| |
| |
| |
Kunst te Brussel
Salon des Indépendants
Op het oogenblik dat Nederland enkele futuristen, kubisten en expressionisten te gast had, kreeg Brussel een tentoonstelling van schilders en beeldhouwers, die zich eveneens onafhankelijk noemen. Dit is waarlijk de eerste keer niet, vermits wij voor den oorlog ieder jaar de expositie kregen van een aantal menschen, die zich in een kring vereenigd hadden om hunne onafhankelijkheid te bewijzen; het is ook de eerste maal niet, dat ik hier te betoogen krijg, hoe weinig onafhankelijk die menschen als kunstenaar inderdaad zijn. Ik weet niet of de vaste kring nog bestaat, en of de ‘indépendants’ van heden daar de overblijvende leden van zijn; ik weet alleen dat zij het in independentie niet veel verder hebben gebracht dan hunne naamgenooten van voorheen, en ik zou het u bewijzen, indien ik hier over iets beters dan de overreding mijner woorden, ik bedoel de overreding van reproductie kon beschikken. het is een lastig en ondankbaar iets, over schilderijen en beeldhouwwerken te schrijven, als men zijn betoog niet overtuigend illustreeren kan; het is te ondankbaarder, als men zich genoopt ziet, over die schilderijen en beeldhouwwerken te polemiseeren, waar eerlijkshalve de contrôle van een grafische voorstelling voor den criticus meer nog dan voor den lezer gewenscht kan worden geacht. Als ik u nu zeg, dat de Onafhankelijken wessprake het niet anders zijn dan in den zin, dat zij nogal los zijn van academische tucht, hetgeen bij sommigen, die wat meer opleiding konden verdragen, als een gebrek moet heeten; | |
| |
dat zij verder, de meesten althans, trouwe en zelfs slaafsche volgelingen zijn van de Fransche neo-impressionisten, hetgeen niet kan gelden als een teeken van absolute bevrijding; dat het immers nog geen kubisme is, een appel dodecagonaal voor te stellen, of futurisme, een regendag uit te beelden in rechthoekige verfklodders, met trouwens niet onaardig resultaat, hetwelk echter louter-impressionistisch aandoet; dat het eindelijk
geen vrijheid is, zich slordig en onmachtig te toonen, met dat soort rapinsans-gêne, hetgeen niet dan armoede bewijst en als alle armoede diep-te-betreuren is: als ik u aldus de onafhankelijkheid van de meeste der Brusselsche ‘indépendants’ heb afgeschilderd, dan verzoek ik u te gelooven dat het mij ten zeerste spijt u er geen bewijs van te kunnen geven, dat u de goede gronden van mijn oordeel bevestigen kon; waar dan uit blijken kon, zoo gij wilt, dat alle vrijheid betrekkelijk is (hetgeen wij in België beter dan waar ook ondervinden), en dat ik misschien ongelijk heb diegenen te ontnuchteren, die zich werkelijk-vrij wanen, hetgeen als elke waan eerbiedwaardig is en recht heeft op waardeering....

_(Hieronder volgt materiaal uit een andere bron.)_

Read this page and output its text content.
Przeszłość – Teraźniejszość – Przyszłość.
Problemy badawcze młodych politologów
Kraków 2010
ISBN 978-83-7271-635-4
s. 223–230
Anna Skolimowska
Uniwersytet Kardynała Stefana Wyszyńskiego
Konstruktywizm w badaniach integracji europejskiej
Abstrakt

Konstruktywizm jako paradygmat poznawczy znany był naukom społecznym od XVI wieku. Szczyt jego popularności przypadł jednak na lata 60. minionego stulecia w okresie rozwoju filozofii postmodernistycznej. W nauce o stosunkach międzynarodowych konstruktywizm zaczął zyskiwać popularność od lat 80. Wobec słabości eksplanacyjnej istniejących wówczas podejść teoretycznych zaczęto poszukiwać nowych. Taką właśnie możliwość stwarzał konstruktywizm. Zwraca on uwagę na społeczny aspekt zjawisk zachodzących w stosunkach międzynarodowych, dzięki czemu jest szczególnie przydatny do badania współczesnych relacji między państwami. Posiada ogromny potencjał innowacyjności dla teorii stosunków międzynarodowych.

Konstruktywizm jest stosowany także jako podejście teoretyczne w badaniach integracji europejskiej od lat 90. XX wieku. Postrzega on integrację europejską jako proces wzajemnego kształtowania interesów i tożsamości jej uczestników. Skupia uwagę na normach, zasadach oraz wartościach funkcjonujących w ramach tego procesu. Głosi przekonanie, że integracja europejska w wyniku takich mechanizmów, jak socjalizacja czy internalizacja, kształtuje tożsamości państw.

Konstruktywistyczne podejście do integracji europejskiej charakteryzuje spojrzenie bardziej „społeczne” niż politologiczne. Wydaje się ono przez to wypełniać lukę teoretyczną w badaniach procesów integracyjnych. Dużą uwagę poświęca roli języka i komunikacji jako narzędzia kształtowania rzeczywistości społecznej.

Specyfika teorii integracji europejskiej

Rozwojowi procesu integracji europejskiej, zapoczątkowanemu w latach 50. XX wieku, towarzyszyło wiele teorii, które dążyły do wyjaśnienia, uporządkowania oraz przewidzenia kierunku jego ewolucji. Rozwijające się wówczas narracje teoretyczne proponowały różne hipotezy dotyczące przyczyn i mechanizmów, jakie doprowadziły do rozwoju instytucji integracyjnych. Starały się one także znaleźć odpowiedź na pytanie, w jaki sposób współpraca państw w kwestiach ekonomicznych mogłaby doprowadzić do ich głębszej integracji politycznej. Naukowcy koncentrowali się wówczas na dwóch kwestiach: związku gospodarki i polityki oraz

Ik zou u dan ook over deze tentoonstelling niet hebben geschreven, die zoo weinig persoonlijkheden verraadt, en waar de enkele echte personaliteiten - een Thévenet, een Schirren, een Grandmoulin, - tegenover zichzelf weleens verraad plegen: de oorlog, ik zei het u meer dan eens, is onzen beeldenden kunstenaars niet gunstig, hetgeen wel liggen zal aan het gebrek aan emulatie, vooral bij dezen die niet beschikken over groote en oorspronkelijke eigenaardigheid: vreemd genoeg, de hoofdhoedanigheid van deze ‘indépendants’. Over hen te zwijgen zou
| |
| |
weldadiger geweest zijn, dan er het kwaad van te zeggen, waar zij niet de volle schuld van dragen, vermits ik gaarne aanneem dat zij allen beters kunnen dan waar zij hier voor den dag mee komen. Hunne expositie brengt echter eene verrassing, en eene groote; de Hollandsche kunstminnaars kunnen in die verrassing hun deel hebben, ook zonder het contrôle-middel der afbeelding; hetgeen mij den plicht oplegt, bij die verrassing stil te staan, en u den kunstenaar voor te stellen, die ze aan mij niet alleen heeft bezorgd.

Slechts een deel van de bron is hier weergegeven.